In K-ON!! 8 Yui and Ritsu are having trouble figuring out what to put on their future goals form. It’s mostly good, though occasionally it moves like the turtle that is this episode’s metaphor.

Yui's first choice.

I can’t blame them. It’s amazing that a society demands that seventeen year-olds have a plan for the rest of their lives. I’m not singling out Japan; you get that pressure here in the States, too. Anyway, while the two continue to dither, the group talk about how they all met, and we get a number of disgustingly cute flashbacks. Nodoka and Yui’s are all right, except all they show is that Yui has changed little since kindergarten. Ritsu and Mio’s memories are more fun.

Mio learns from Ritsu.

Mainly because Ritsu has more of a clue than Yui, who’s just sort of all-around clueless. And they both mature, well, more than they were then. Yui’s consciousness is just sort of in a holding pattern. So that by the end of the episode she STILL has no idea what she wants to do. Well, no one watches K-ON!! because they want to see life-changing events …

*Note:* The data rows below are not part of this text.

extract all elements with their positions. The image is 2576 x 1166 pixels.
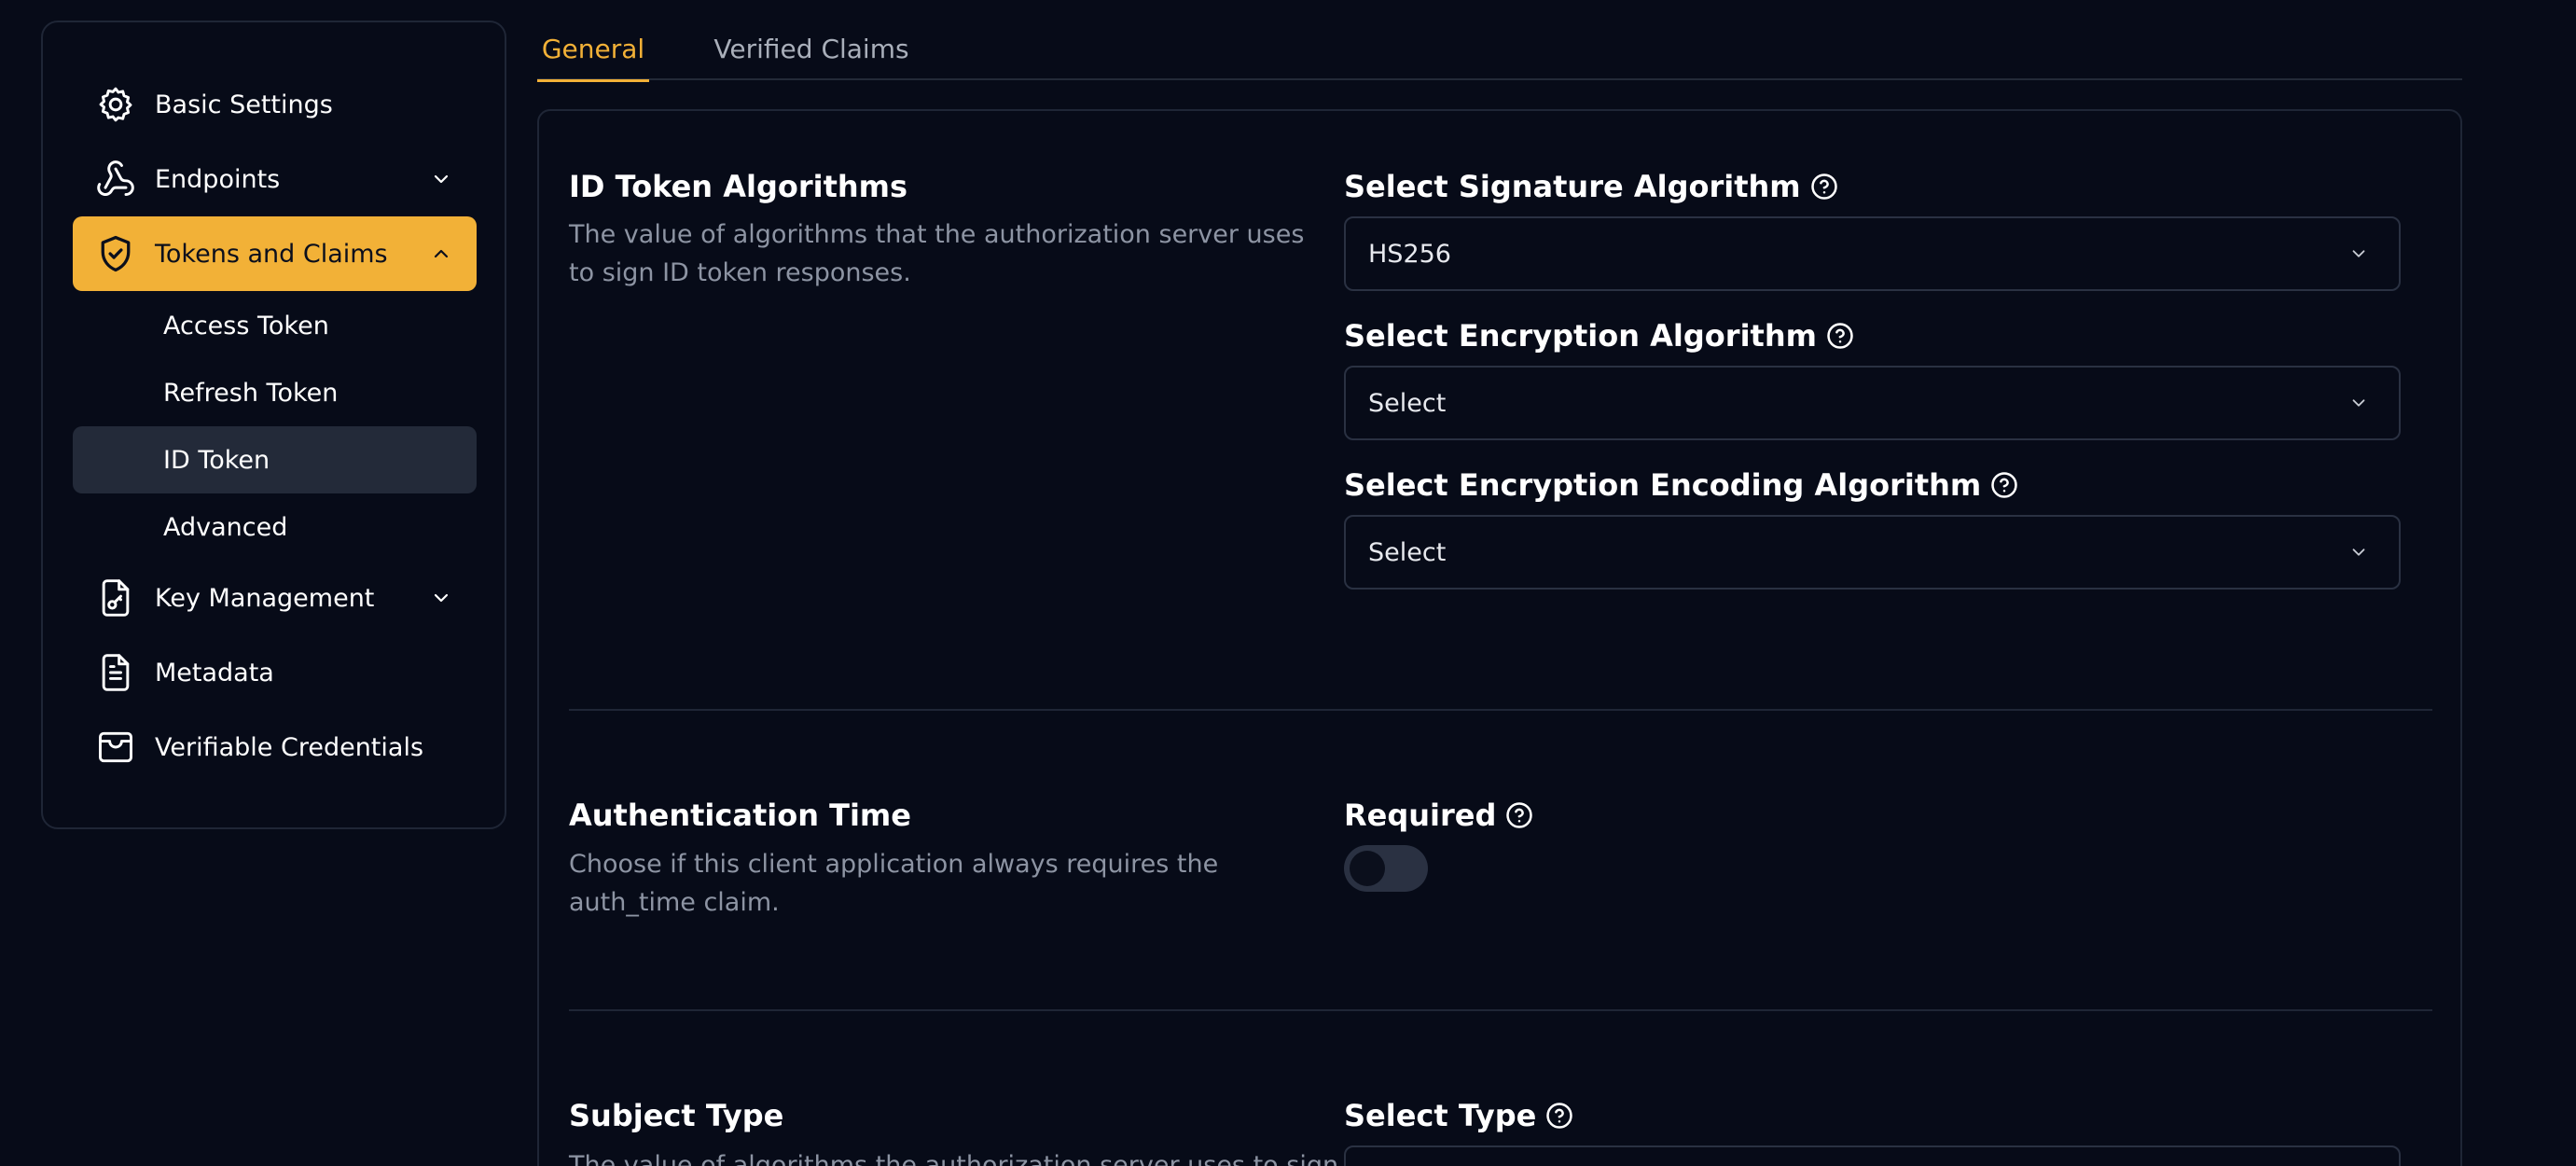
tab-bar: General Verified Claims (537, 17, 2462, 82)
sidebar-item-metadata[interactable]: Metadata (73, 635, 477, 710)
file-key-icon (93, 576, 138, 620)
sidebar-item-label: Tokens and Claims (155, 239, 388, 269)
section-title-subject-type: Subject Type (569, 1098, 784, 1133)
sidebar-item-label: Basic Settings (155, 90, 333, 119)
tab-general[interactable]: General (537, 17, 649, 82)
subject-type-select[interactable] (1344, 1145, 2401, 1166)
sidebar-item-endpoints[interactable]: Endpoints (73, 142, 477, 216)
sidebar-item-label: Verifiable Credentials (155, 732, 424, 762)
field-label-text: Select Encryption Encoding Algorithm (1344, 467, 1982, 503)
select-value: Select (1368, 388, 1447, 418)
shield-icon (93, 231, 138, 276)
settings-sidebar: Basic Settings Endpoints Tokens and Clai… (41, 21, 506, 829)
sidebar-subitem-label: Access Token (163, 311, 329, 340)
field-label-text: Select Type (1344, 1098, 1537, 1133)
sidebar-subitem-advanced[interactable]: Advanced (73, 493, 477, 561)
sidebar-item-basic-settings[interactable]: Basic Settings (73, 67, 477, 142)
sidebar-item-label: Endpoints (155, 164, 281, 194)
tab-verified-claims[interactable]: Verified Claims (713, 17, 910, 80)
document-icon (93, 650, 138, 695)
section-divider (569, 709, 2432, 711)
help-icon[interactable] (1505, 801, 1533, 829)
chevron-up-icon (428, 241, 454, 267)
section-description-subject-type: The value of algorithms the authorizatio… (569, 1151, 1339, 1166)
required-label: Required (1344, 798, 1533, 833)
help-icon[interactable] (1990, 471, 2018, 499)
sidebar-item-label: Metadata (155, 658, 274, 687)
chevron-down-icon (2347, 391, 2371, 415)
help-icon[interactable] (1810, 173, 1838, 201)
toggle-knob (1350, 851, 1385, 886)
wallet-icon (93, 725, 138, 770)
select-value: HS256 (1368, 239, 1451, 269)
section-description-id-token-algorithms: The value of algorithms that the authori… (569, 220, 1305, 287)
sidebar-item-verifiable-credentials[interactable]: Verifiable Credentials (73, 710, 477, 784)
sidebar-item-tokens-and-claims[interactable]: Tokens and Claims (73, 216, 477, 291)
section-title-authentication-time: Authentication Time (569, 798, 911, 833)
field-label-text: Select Encryption Algorithm (1344, 318, 1817, 354)
chevron-down-icon (428, 166, 454, 192)
help-icon[interactable] (1545, 1102, 1573, 1130)
signature-algorithm-select[interactable]: HS256 (1344, 216, 2401, 291)
signature-algorithm-label: Select Signature Algorithm (1344, 169, 1838, 204)
sidebar-subitem-access-token[interactable]: Access Token (73, 292, 477, 359)
settings-card: ID Token Algorithms The value of algorit… (537, 109, 2462, 1166)
encryption-encoding-algorithm-label: Select Encryption Encoding Algorithm (1344, 467, 2018, 503)
encryption-algorithm-select[interactable]: Select (1344, 366, 2401, 440)
sidebar-subitem-label: ID Token (163, 445, 270, 475)
section-title-id-token-algorithms: ID Token Algorithms (569, 169, 908, 204)
help-icon[interactable] (1826, 322, 1854, 350)
chevron-down-icon (428, 585, 454, 611)
webhook-icon (93, 157, 138, 201)
encryption-algorithm-label: Select Encryption Algorithm (1344, 318, 1854, 354)
gear-icon (93, 82, 138, 127)
sidebar-subitem-refresh-token[interactable]: Refresh Token (73, 359, 477, 426)
sidebar-item-label: Key Management (155, 583, 375, 613)
section-divider (569, 1009, 2432, 1011)
select-type-label: Select Type (1344, 1098, 1573, 1133)
auth-time-required-toggle[interactable] (1344, 845, 1428, 892)
chevron-down-icon (2347, 242, 2371, 266)
sidebar-subitem-label: Refresh Token (163, 378, 339, 408)
sidebar-item-key-management[interactable]: Key Management (73, 561, 477, 635)
field-label-text: Select Signature Algorithm (1344, 169, 1801, 204)
sidebar-subitem-id-token[interactable]: ID Token (73, 426, 477, 493)
select-value: Select (1368, 537, 1447, 567)
chevron-down-icon (2347, 540, 2371, 564)
field-label-text: Required (1344, 798, 1497, 833)
section-description-authentication-time: Choose if this client application always… (569, 850, 1219, 917)
sidebar-subitem-label: Advanced (163, 512, 288, 542)
encryption-encoding-algorithm-select[interactable]: Select (1344, 515, 2401, 590)
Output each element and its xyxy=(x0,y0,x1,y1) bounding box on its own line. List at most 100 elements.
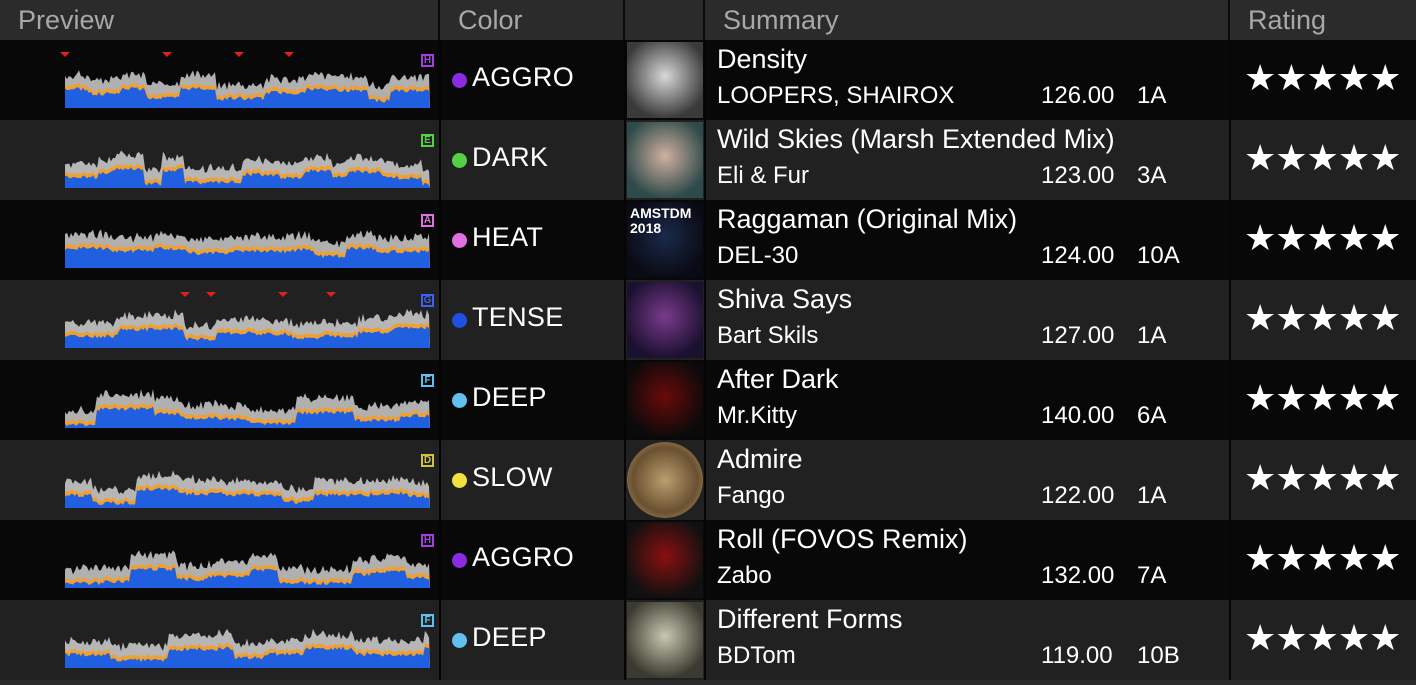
column-divider xyxy=(439,440,441,520)
track-artist: Bart Skils xyxy=(717,322,819,349)
color-cell[interactable]: DARK xyxy=(440,120,625,200)
track-title: Different Forms xyxy=(717,604,903,634)
summary-cell[interactable]: Shiva Says Bart Skils 127.00 1A xyxy=(705,280,1230,360)
waveform-preview[interactable] xyxy=(60,288,440,352)
track-row[interactable]: F DEEP After Dark Mr.Kitty 140.00 6A ★★★★★ xyxy=(0,360,1416,440)
column-divider xyxy=(704,520,706,600)
track-row[interactable]: D SLOW Admire Fango 122.00 1A ★★★★★ xyxy=(0,440,1416,520)
red-corridor-art xyxy=(627,522,703,598)
track-title: Wild Skies (Marsh Extended Mix) xyxy=(717,124,1115,154)
artwork-cell[interactable] xyxy=(625,360,705,440)
artwork-cell[interactable] xyxy=(625,280,705,360)
star-rating-icon[interactable]: ★★★★★ xyxy=(1244,378,1401,418)
cue-marker-icon[interactable] xyxy=(60,52,70,57)
summary-cell[interactable]: Raggaman (Original Mix) DEL-30 124.00 10A xyxy=(705,200,1230,280)
rating-cell[interactable]: ★★★★★ xyxy=(1230,360,1416,440)
column-divider xyxy=(439,600,441,680)
cue-marker-icon[interactable] xyxy=(180,292,190,297)
track-key: 6A xyxy=(1137,402,1167,429)
rating-cell[interactable]: ★★★★★ xyxy=(1230,600,1416,680)
waveform-preview[interactable] xyxy=(60,128,440,192)
cue-marker-icon[interactable] xyxy=(284,52,294,57)
cue-marker-icon[interactable] xyxy=(278,292,288,297)
summary-cell[interactable]: Wild Skies (Marsh Extended Mix) Eli & Fur… xyxy=(705,120,1230,200)
artwork-cell[interactable] xyxy=(625,600,705,680)
star-rating-icon[interactable]: ★★★★★ xyxy=(1244,298,1401,338)
track-key: 3A xyxy=(1137,162,1167,189)
color-cell[interactable]: DEEP xyxy=(440,360,625,440)
color-label: AGGRO xyxy=(472,542,575,572)
color-dot-icon xyxy=(452,153,467,168)
star-rating-icon[interactable]: ★★★★★ xyxy=(1244,538,1401,578)
track-row[interactable]: F DEEP Different Forms BDTom 119.00 10B ★★★★★ xyxy=(0,600,1416,680)
track-row[interactable]: E DARK Wild Skies (Marsh Extended Mix) Eli … xyxy=(0,120,1416,200)
rating-cell[interactable]: ★★★★★ xyxy=(1230,120,1416,200)
artwork-cell[interactable] xyxy=(625,520,705,600)
preview-cell: E xyxy=(0,120,440,200)
track-row[interactable]: H AGGRO Density LOOPERS, SHAIROX 126.00 1A ★★★… xyxy=(0,40,1416,120)
color-cell[interactable]: SLOW xyxy=(440,440,625,520)
color-cell[interactable]: AGGRO xyxy=(440,520,625,600)
track-artist: DEL-30 xyxy=(717,242,799,269)
track-row[interactable]: H AGGRO Roll (FOVOS Remix) Zabo 132.00 7A ★★★★… xyxy=(0,520,1416,600)
star-rating-icon[interactable]: ★★★★★ xyxy=(1244,458,1401,498)
column-divider xyxy=(624,440,626,520)
column-divider xyxy=(624,600,626,680)
color-cell[interactable]: HEAT xyxy=(440,200,625,280)
track-row[interactable]: G TENSE Shiva Says Bart Skils 127.00 1A ★★★★★ xyxy=(0,280,1416,360)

The last episode of Kaichou wa Maid-Sama left a bad taste in my mouth for a number of reasons, and I wondered if it was worth continuing to follow this show. Maybe the creators decided after all that happened last time, they should go entirely silly. So we don’t get a story, we get a strange fairy tale with the characters playing representative roles. This is just what Neko Overrun did last week, only they didn’t allow those characters to be themselves. Maid-Sama does not make that mistake.

There’s probably a hundred references to Japanese fairy tales that I didn’t catch, so I simply had to roll with it. It works well enough. Misaki (called Momatarou here, but I’m not about to use it) comes out of a giant peach and is off to rescue captured maidens from a demon who lives on an island. On the way she meets a suspicious man (Usui) and three idiotic animal characters (the boys who visit the cafe all the time).

Suzuna has a nice little scene.

The latter keep trying to change the plot, whatever it is, while Misaki is focused on her goal. Usui is his usual combination of casual and smarmy. Suzuna shows up, as does (sigh) Igarashi. There is little to say about it. The ending is predictable, but enjoyable. A decent palate cleanser before the next story arc cranks up. I guess I’ll keep watching.